Adding an MCP Server

Select the Add MCP Server button to access the Add MCP Server popup and define an MCP server, and optionally enable an associated LLM.

Adding an MCP Server

Use the fields on the Add MCP Server popup to describe the server and, optionally, the LLM:

  • Use the Select Host field to select the cluster host on which this MCP server will be provisioned and run.

  • Use the Target Nodes field to optionally select the database nodes this MCP server connects to, in priority order. Defaults to all nodes.

  • Use the Allow Writes? toggle to optionally grant the MCP service read-write access (INSERT / UPDATE / DELETE) via the query_database tool. Note that allowing read-write access could potentially expose your data to unexpected or unwanted modifications.

  • Use the LLM Enabled? toggle to optionally enable an LLM to generate embeddings for the database. Enabling this activates the generate_embedding tool on the MCP server and requires LLM provider credentials. To enable an LLM, provide the following information:

    • Use the Embedding Provider field to select the provider used by the generate_embedding tool on the MCP server.

    • Use the Embedding Model field to specify the model identifier used by the generate_embedding tool (e.g. text-embedding-3-small, voyage-3).

    • Use the Embedding API Key field to enter the API key for the selected embedding provider. This key is stored encrypted server-side.

When you've defined the MCP server (with optional LLM functionality), select the + Add MCP Server button to update your database.

When the deployment is complete, details about the MCP server deployment are displayed in the Services dialog.

The updated Services dialog

Connecting a Client to the MCP Server

The steps you use to connect a client to the MCP server vary by client and platform. The Services dialog displays connection details for several popular clients under the Connect to MCP Clients label:

Connecting to an MCP server

Select a tab to view and copy connection details for the client you wish to use. Choose from:

Adding a RAG Server

Select the Add RAG Server button to access the Add RAG Server popup and define an MCP server, and optionally enable an associated LLM.

Adding an MCP Server

Use the fields on the Add MCP Server popup to describe the server:

  • Use the Select Host field to select the cluster host on which this RAG server service will be provisioned and run.

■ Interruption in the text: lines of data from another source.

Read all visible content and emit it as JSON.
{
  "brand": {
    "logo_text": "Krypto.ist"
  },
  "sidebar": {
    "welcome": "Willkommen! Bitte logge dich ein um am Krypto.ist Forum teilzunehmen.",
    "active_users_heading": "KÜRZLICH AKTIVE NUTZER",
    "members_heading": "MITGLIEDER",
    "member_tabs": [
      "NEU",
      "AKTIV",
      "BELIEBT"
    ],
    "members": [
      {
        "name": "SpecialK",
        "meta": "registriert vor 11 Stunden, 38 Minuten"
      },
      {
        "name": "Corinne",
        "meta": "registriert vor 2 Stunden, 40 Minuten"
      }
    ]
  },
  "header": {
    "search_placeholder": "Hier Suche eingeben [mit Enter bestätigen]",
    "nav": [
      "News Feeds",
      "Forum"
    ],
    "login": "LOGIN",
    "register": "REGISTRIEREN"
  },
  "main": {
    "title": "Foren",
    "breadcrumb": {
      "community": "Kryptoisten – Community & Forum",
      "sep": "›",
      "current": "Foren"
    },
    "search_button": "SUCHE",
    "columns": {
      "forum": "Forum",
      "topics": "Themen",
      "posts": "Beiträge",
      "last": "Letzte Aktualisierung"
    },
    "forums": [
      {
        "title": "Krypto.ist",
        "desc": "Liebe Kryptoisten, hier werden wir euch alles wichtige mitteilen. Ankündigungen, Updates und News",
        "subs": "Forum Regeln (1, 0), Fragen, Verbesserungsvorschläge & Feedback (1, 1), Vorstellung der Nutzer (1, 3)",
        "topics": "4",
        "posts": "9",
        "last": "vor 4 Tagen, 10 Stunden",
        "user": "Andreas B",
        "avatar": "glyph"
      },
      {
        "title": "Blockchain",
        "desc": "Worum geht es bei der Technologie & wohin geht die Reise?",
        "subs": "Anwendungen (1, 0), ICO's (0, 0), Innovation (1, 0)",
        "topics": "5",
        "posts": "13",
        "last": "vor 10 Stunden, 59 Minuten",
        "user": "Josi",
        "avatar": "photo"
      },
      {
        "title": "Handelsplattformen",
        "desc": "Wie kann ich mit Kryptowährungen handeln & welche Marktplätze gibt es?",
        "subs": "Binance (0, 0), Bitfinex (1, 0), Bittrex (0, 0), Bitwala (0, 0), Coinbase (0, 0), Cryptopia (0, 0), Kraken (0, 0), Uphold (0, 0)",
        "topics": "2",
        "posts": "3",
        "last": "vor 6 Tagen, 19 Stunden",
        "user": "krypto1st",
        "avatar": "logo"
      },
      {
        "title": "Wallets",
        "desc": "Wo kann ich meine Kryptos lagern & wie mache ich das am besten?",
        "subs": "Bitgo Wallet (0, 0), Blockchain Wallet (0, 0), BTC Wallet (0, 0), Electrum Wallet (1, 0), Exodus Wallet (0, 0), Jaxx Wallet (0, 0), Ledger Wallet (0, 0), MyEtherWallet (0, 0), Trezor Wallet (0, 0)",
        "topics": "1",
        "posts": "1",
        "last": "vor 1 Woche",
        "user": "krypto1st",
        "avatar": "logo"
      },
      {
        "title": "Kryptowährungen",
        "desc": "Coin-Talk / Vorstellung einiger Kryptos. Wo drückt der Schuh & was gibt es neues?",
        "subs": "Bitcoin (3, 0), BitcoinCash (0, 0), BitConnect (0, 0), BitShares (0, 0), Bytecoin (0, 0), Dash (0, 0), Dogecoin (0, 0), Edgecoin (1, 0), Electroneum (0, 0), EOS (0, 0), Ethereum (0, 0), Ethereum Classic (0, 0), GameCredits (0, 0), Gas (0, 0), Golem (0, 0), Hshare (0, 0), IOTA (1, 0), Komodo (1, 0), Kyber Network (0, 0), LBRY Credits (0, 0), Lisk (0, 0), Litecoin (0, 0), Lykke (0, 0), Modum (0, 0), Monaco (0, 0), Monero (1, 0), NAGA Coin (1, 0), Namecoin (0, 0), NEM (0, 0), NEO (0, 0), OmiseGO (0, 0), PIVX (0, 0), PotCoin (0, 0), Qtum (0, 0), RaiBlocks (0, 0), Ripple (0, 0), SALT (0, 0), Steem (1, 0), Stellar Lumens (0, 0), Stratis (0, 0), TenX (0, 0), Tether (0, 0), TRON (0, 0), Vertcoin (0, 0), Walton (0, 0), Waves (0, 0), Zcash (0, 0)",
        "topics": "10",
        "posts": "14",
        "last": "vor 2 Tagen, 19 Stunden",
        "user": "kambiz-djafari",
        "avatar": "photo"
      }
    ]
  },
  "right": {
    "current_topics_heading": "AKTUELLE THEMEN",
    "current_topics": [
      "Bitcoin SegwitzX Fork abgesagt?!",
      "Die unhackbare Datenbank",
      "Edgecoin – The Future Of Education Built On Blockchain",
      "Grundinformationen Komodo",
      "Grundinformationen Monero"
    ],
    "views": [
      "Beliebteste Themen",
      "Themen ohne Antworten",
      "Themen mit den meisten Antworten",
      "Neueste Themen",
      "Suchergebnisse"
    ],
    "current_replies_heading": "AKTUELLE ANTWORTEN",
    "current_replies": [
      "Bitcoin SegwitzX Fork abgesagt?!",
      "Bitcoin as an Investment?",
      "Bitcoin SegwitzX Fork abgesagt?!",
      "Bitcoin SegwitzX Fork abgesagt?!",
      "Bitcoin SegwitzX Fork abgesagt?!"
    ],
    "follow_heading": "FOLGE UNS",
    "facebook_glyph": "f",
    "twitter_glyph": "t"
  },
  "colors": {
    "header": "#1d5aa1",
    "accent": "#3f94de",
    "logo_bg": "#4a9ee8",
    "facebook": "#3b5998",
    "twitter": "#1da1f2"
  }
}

  • Use the Default Token Budget field to set the maximum number of context tokens (500–128,000) the LLM can process per request.

  • Use the Default Top N field to set the number of results retrieved from the vector store before they are trimmed to fit within the token budget.

  • Use the Default Embedding LLM Provider field to select the provider whose model will generate vector embeddings for queries and documents during retrieval.

  • Use the Default Embedding LLM Model field to specify the embedding model to use. This must match the model used to generate any pre-existing embeddings in your dataset.

  • Use the Default Embedding LLM API Key field to enter the API key for authenticating with the selected embedding provider.

  • Use the Default Completion LLM Provider field to select the provider whose model will be used for answer generation after relevant documents are retrieved.

  • Use the Default Completion LLM Model field to specify the model used for answer generation. You can select a suggested model or enter your own.

  • Use the Default Completion LLM API Key field to enter the API key for authenticating with the selected completion provider.

  • Use the Add Pipelines field to define one or more named pipelines, each with its own document tables and the option to override the default settings above. Each pipeline is accessible via /v1/pipelines/<name>/search.